Segundo Lorenzo Parodi, não há estatísticas sobre os golpes, mas os mais praticados no País estão ligados a ofertas de crédito e empregos. “A atividade está relacionada às carências da população. O golpe da empresa de recursos humanos é desumano. A fraude aborda o desempregado, que vai à empresa por um anúncio de jornal, oferecendo um empregão: salário de R$ 5 mil e muitos benefícios. Exige, em troca, que ele pague o valor de um teste psicológico que pode ser de até R$ 2.500. Baixam o valor e parcelam. O desempregado, sob pressão, temendo perder a oportunidade, cai no golpe”, explica.

Novos golpes e outros nem tanto

Um capítulo especial destaca os mais novos golpes (contra aposentados, caminhoneiros, BBB7, golpe que usa o SBT, falsa multa de trânsito, alerta da Receita sobre e-mail fraudulento em nome da fiscalização, falsos anúncios de financiamentos de bancos e financeiras, golpe do cartão de recarga do celular pré-pago, golpe de emprego para mulheres em banco e outros).

Entre as armadilhas mais populares e tradicionais, o site relaciona: o falso depósito em conta, o bilhete premiado, consórcios “sorteados”, empréstimo com cadastro ou seguro, senha por telefone, golpe da conta atrasada, o cliente desesperado (advogados), seleção para um emprego, falsa “recolocação profissional” e outros contra desempregados, falso seqüestro de parente, falso prêmio promocional do Baú e até falsas agências de encontros internacionais.

Picaretagem através da história

O Monitor de Fraudes volta ao passado para mostrar que a arte de ludibriar é antiga. O início da lavagem de dinheiro, por exemplo, tem seus primeiros registros nada China, 300 anos antes de Cristo, passa pelas atividades de Al Capone, no início do século passado e chega aos dias de hoje.

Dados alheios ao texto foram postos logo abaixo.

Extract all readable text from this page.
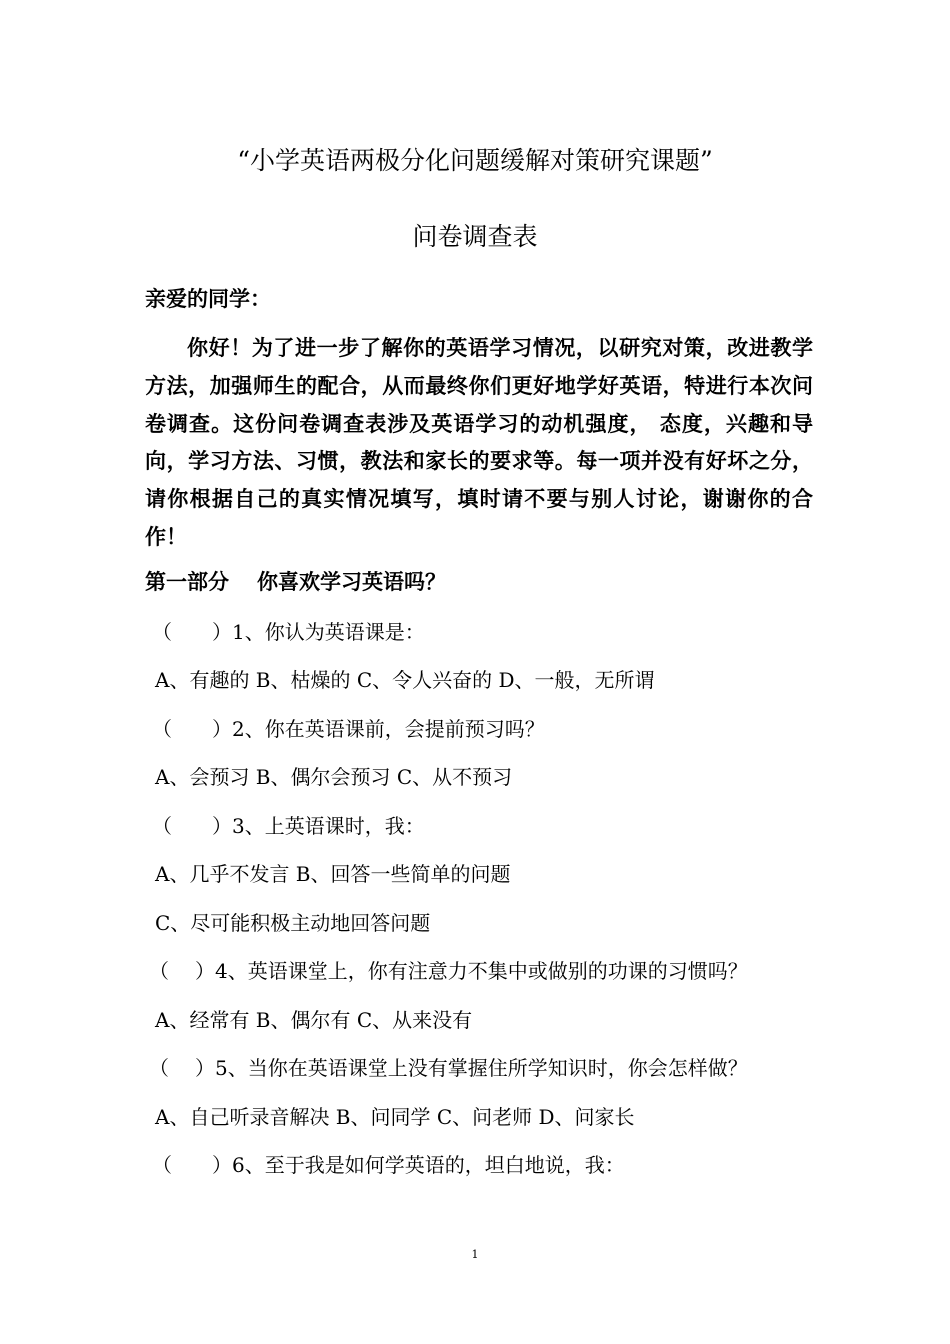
“小学英语两极分化问题缓解对策研究课题”
问卷调查表
亲爱的同学：
你好！为了进一步了解你的英语学习情况，以研究对策，改进教学方法，加强师生的配合，从而最终你们更好地学好英语，特进行本次问卷调查。这份问卷调查表涉及英语学习的动机强度， 态度，兴趣和导向，学习方法、习惯，教法和家长的要求等。每一项并没有好坏之分，请你根据自己的真实情况填写，填时请不要与别人讨论，谢谢你的合作！
第一部分 你喜欢学习英语吗？
（ ）1、你认为英语课是：
A、有趣的 B、枯燥的 C、令人兴奋的 D、一般，无所谓
（ ）2、你在英语课前，会提前预习吗？
A、会预习 B、偶尔会预习 C、从不预习
（ ）3、上英语课时，我：
A、几乎不发言 B、回答一些简单的问题
C、尽可能积极主动地回答问题
（ ）4、英语课堂上，你有注意力不集中或做别的功课的习惯吗？
A、经常有 B、偶尔有 C、从来没有
（ ）5、当你在英语课堂上没有掌握住所学知识时，你会怎样做？
A、自己听录音解决 B、问同学 C、问老师 D、问家长
（ ）6、至于我是如何学英语的，坦白地说，我：
1
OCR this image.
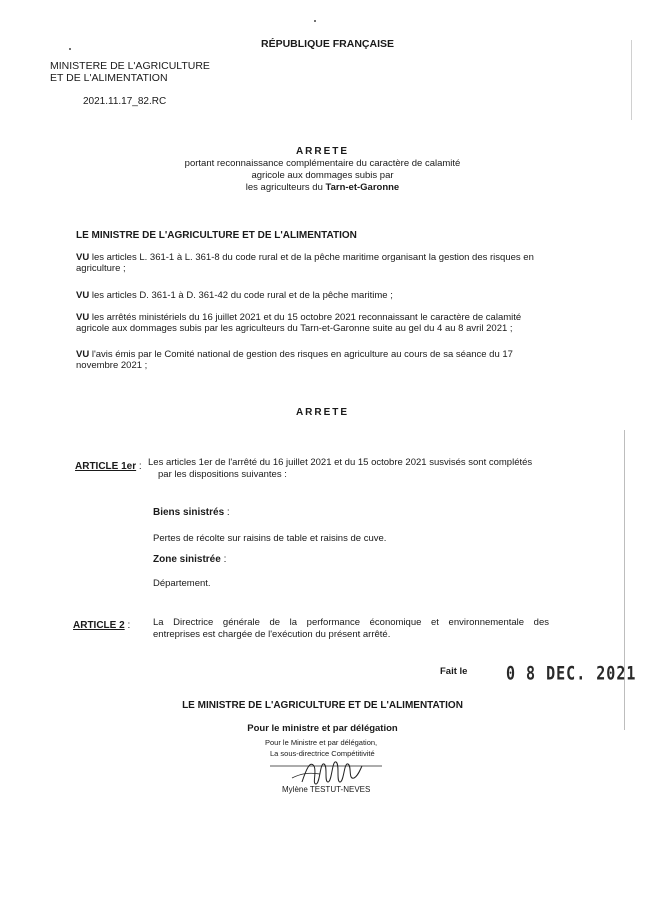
RÉPUBLIQUE FRANÇAISE
MINISTERE DE L'AGRICULTURE
ET DE L'ALIMENTATION
2021.11.17_82.RC
ARRETE
portant reconnaissance complémentaire du caractère de calamité
agricole aux dommages subis par
les agriculteurs du Tarn-et-Garonne
LE MINISTRE DE L'AGRICULTURE ET DE L'ALIMENTATION
VU les articles L. 361-1 à L. 361-8 du code rural et de la pêche maritime organisant la gestion des risques en agriculture ;
VU les articles D. 361-1 à D. 361-42 du code rural et de la pêche maritime ;
VU les arrêtés ministériels du 16 juillet 2021 et du 15 octobre 2021 reconnaissant le caractère de calamité agricole aux dommages subis par les agriculteurs du Tarn-et-Garonne suite au gel du 4 au 8 avril 2021 ;
VU l'avis émis par le Comité national de gestion des risques en agriculture au cours de sa séance du 17 novembre 2021 ;
ARRETE
ARTICLE 1er : Les articles 1er de l'arrêté du 16 juillet 2021 et du 15 octobre 2021 susvisés sont complétés
par les dispositions suivantes :
Biens sinistrés :
Pertes de récolte sur raisins de table et raisins de cuve.
Zone sinistrée :
Département.
ARTICLE 2 : La Directrice générale de la performance économique et environnementale des
entreprises est chargée de l'exécution du présent arrêté.
Fait le	0 8 DEC. 2021
LE MINISTRE DE L'AGRICULTURE ET DE L'ALIMENTATION
Pour le ministre et par délégation
Pour le Ministre et par délégation,
La sous-directrice Compétitivité
Mylène TESTUT-NEVES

Outro caso é o dos remédios milagrosos. Desde a antiguidade, aparecem registros de poções supostamente milagrosas para os mais diferentes tipos de doenças. “Uma das primeiras foi a famosa Theriaca, ou Triaca, descrita como remédio para qualquer doença e veneno”, relata o site. Embora a ciência tenha avançado, o comércio de substâncias milagrosas também se desenvolveu.

Os nomes e as aplicações têm suas variações, em geral, sem autorização dos órgãos sanitários competentes ou efeito medicinal comprovado. Alguns “remédios” não chegam a ser nocivos, mas não atendem à finalidade. Internet e TV ajudam na venda dos compostos, com preços geralmente altos.

O site relaciona lista de substâncias que costumam ser vendidas: Hoodia Gordonii, LiverJoice e Anatrim (obesidade); Noni e Aloe Vera (múltiplos efeitos); St. John’s Wort (Aids); cartilagem de tubarão (artrite e psoríase); Goji (câncer, diabete e colesterol); Babosa (câncer); Avela e Virilforce (impotência sexual); VitaDigest (fungicida); Regenisis HGH (rejuvenescedor).